CHEYENNE, Wyoming — Wyoming leaders must weigh budget cuts and consider dipping into reserve funds to maintain state government in coming years, officials said Monday in response to a new report that sharply cut state revenue projections in the face of slack energy prices.
The state's Consensus Revenue Estimating Group, a team of state financial experts, released its annual report Monday.
The group projects state general fund revenues will drop from nearly $3.5 billion in the two-year funding cycle, called a biennium, that runs through next June to just under $3 billion for the following biennium, covering fiscal years 2017-2018.
Wyoming schools also face lower funding as a result of falling property tax valuations and the mineral production slowdown.
Sen. Tony Ross, R-Cheyenne, is chairman of the Senate Appropriations Committee. He said Monday that the state's school funding could face an additional shortfall of over $700 million in the two-year funding cycle that starts next summer. The decline in school funding comes as a result of lower property tax valuations and reduced energy production.
"It's a tough, situation right now," Ross said. "I don't know that I have great answers for you."
Lawmakers are set to gather in Cheyenne on Feb. 8, 2016, to kick off a 30-day session to craft the state budget for the biennium that starts next July. Ross said lawmakers first of all will wrestle with how to cut state agency budgets.
Ross also said lawmakers will likely consider changing state law to end the statutory diversion of 1 percent of state mineral tax revenue — currently about $100 million a year — that goes into state permanent savings. Finally, he said lawmakers will also consider whether to spend down the state's so-called "rainy day fund," a pool of about $1.8 billion in readily available cash.
Sen. Drew Perkins, R-Casper, serves on the Senate Appropriations Committee.
"What's going to happen is we're going to have to tighten our belts," Perkins said Monday. "Folks are going to have to look and establish priorities and we're going to have to live within our means. Wyoming has to have a balanced budget, we have to live within our means."
Gov. Matt Mead earlier this month warned the state's budget picture had soured significantly since the last full set of CREG estimates were released in January. He announced that he was imposing a state hiring freeze and calling on state department directors to review all aspects of their spending.
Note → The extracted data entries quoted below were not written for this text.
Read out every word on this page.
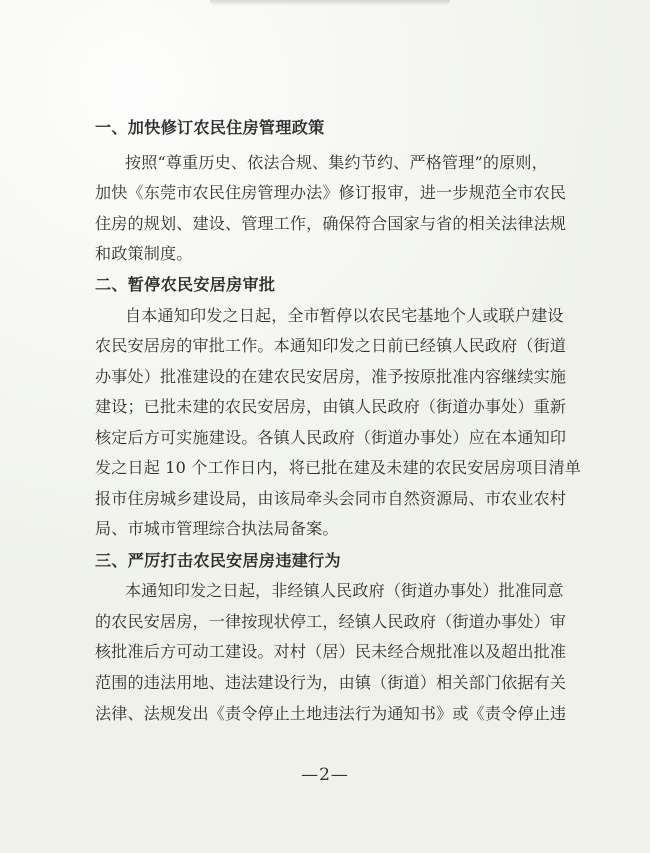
一、加快修订农民住房管理政策
按照“尊重历史、依法合规、集约节约、严格管理”的原则，
加快《东莞市农民住房管理办法》修订报审，进一步规范全市农民
住房的规划、建设、管理工作，确保符合国家与省的相关法律法规
和政策制度。
二、暂停农民安居房审批
自本通知印发之日起，全市暂停以农民宅基地个人或联户建设
农民安居房的审批工作。本通知印发之日前已经镇人民政府（街道
办事处）批准建设的在建农民安居房，准予按原批准内容继续实施
建设；已批未建的农民安居房，由镇人民政府（街道办事处）重新
核定后方可实施建设。各镇人民政府（街道办事处）应在本通知印
发之日起 10 个工作日内，将已批在建及未建的农民安居房项目清单
报市住房城乡建设局，由该局牵头会同市自然资源局、市农业农村
局、市城市管理综合执法局备案。
三、严厉打击农民安居房违建行为
本通知印发之日起，非经镇人民政府（街道办事处）批准同意
的农民安居房，一律按现状停工，经镇人民政府（街道办事处）审
核批准后方可动工建设。对村（居）民未经合规批准以及超出批准
范围的违法用地、违法建设行为，由镇（街道）相关部门依据有关
法律、法规发出《责令停止土地违法行为通知书》或《责令停止违
—2—
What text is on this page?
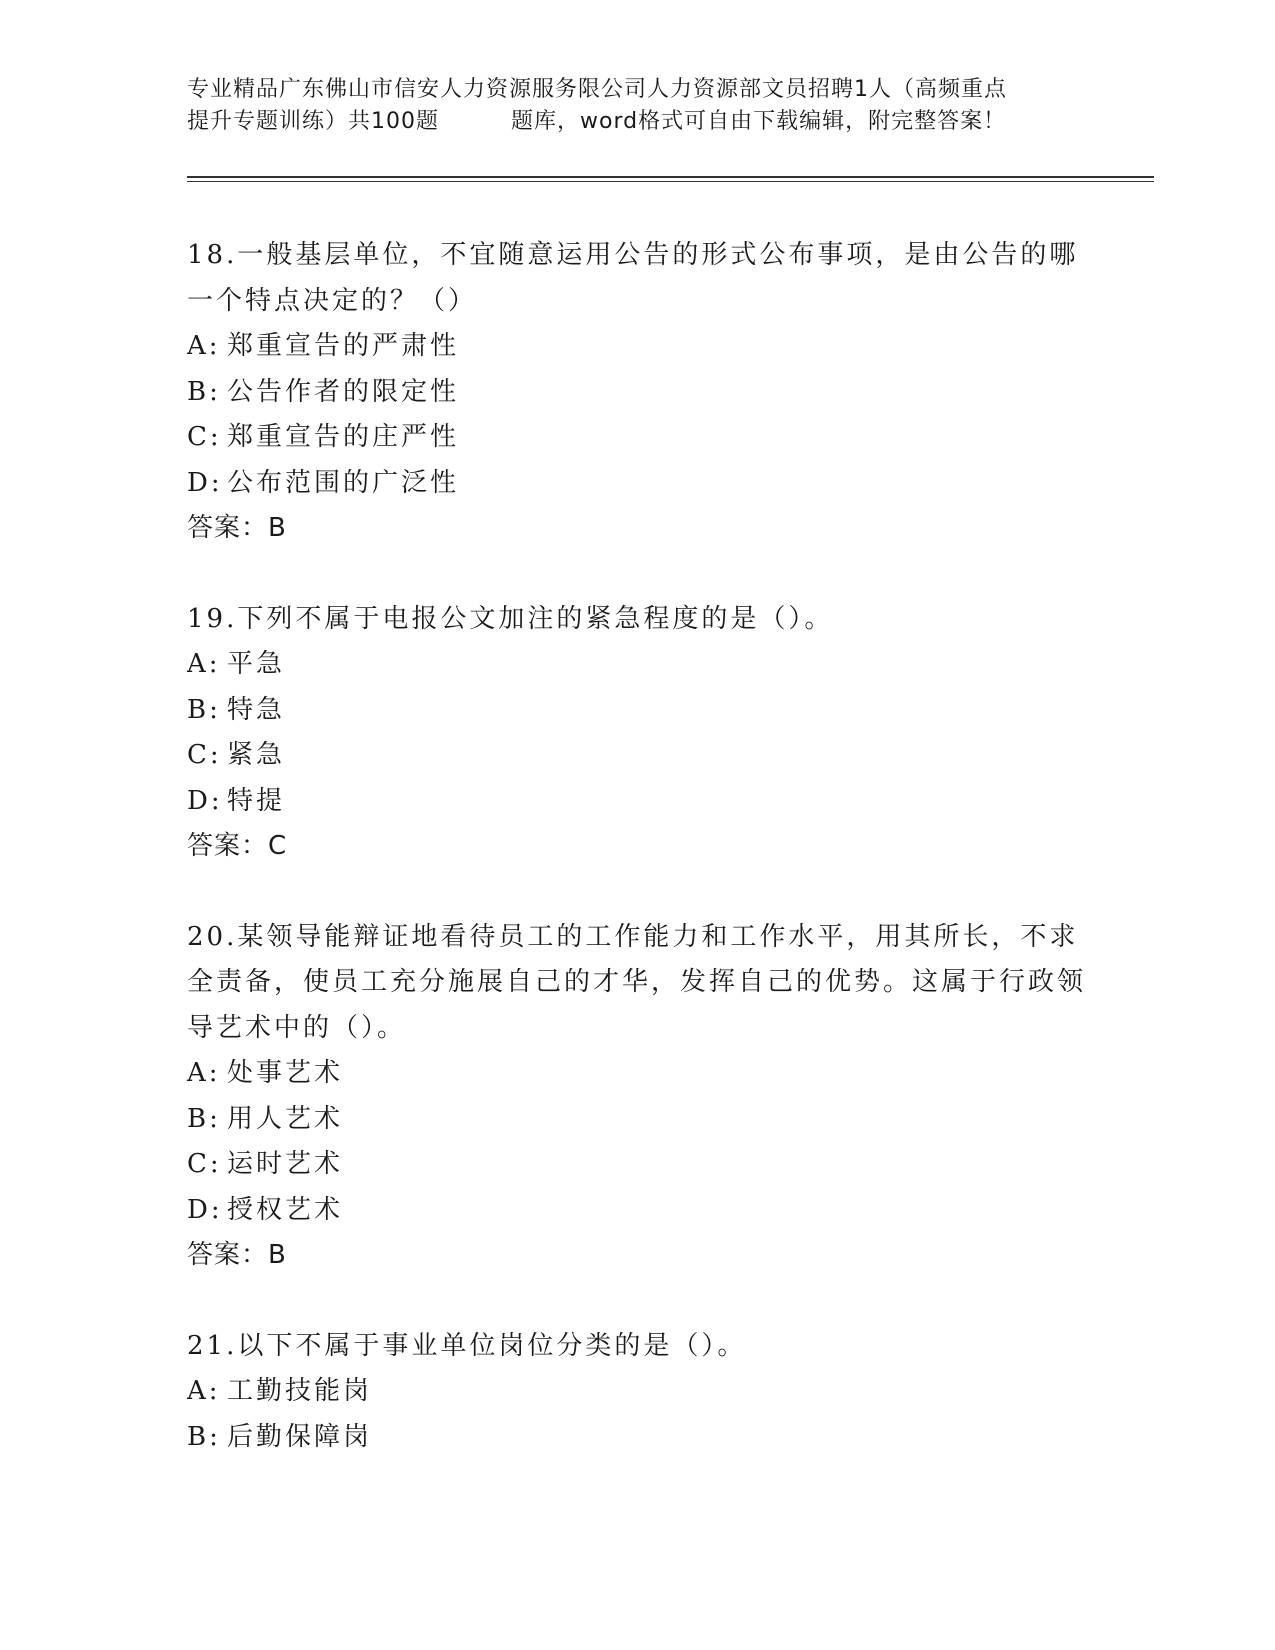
专业精品广东佛山市信安人力资源服务限公司人力资源部文员招聘1人（高频重点
提升专题训练）共100题	题库，word格式可自由下载编辑，附完整答案！

18.一般基层单位，不宜随意运用公告的形式公布事项，是由公告的哪一个特点决定的？（）

A: 郑重宣告的严肃性

B: 公告作者的限定性

C: 郑重宣告的庄严性

D: 公布范围的广泛性

答案：B

19.下列不属于电报公文加注的紧急程度的是（）。

A: 平急

B: 特急

C: 紧急

D: 特提

答案：C

20.某领导能辩证地看待员工的工作能力和工作水平，用其所长，不求全责备，使员工充分施展自己的才华，发挥自己的优势。这属于行政领导艺术中的（）。

A: 处事艺术

B: 用人艺术

C: 运时艺术

D: 授权艺术

答案：B

21.以下不属于事业单位岗位分类的是（）。

A: 工勤技能岗

B: 后勤保障岗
Mead, who's traveling abroad on a trade mission, issued a statement Monday in response to the CREG figures.
"We have worked on fiscal policy that grows Wyoming's economy, creates opportunities, and allows us to move steadily forward in all revenue climates," Mead said. "We have established and grown savings and permanent funds. We must steer a steady course now as we navigate a period of diminished revenue."
The CREG group had projected in January that natural gas would average $3.80 per thousand cubic feet. Prices have failed to meet that level and gas recently has been trading at just over $2. Each $1 decline in its price costs the state roughly $100 million annually.
And while Wyoming is the nation's leading coal-producing state, the report notes that production has dropped in four of the past six calendar years. The CREG report predicts production continue to slip, dropping from 375 million tons this year down to 360 million tons in 2020.
Despite efforts by Mead and other Wyoming officials to find a way to export Wyoming coal to Asia, the CREG report states that coal faces challenges including increased federal regulations and new power plants switching to other fuels.
Lower oil prices are also undercutting state revenue forecasts, the report states.
One bright spot in the state's financial picture has been return on state investments. The state has about $19 billion in various reserve funds, and capital gains from investments exceeded projections by nearly $350 million in the first half of this year, the report states.
Alex Kean, head of the state's Economic Analysis Division, serves as CREG co-chairman. He said Monday that while the state has experienced volatile energy markets in the past, the current situation is different because all major segments of energy production in the state are experiencing oversupply.
"Wyoming's not resource limited by any means," Kean said. "But without an improved price environment, the CREG group just doesn't see production increases occurring during this projection period."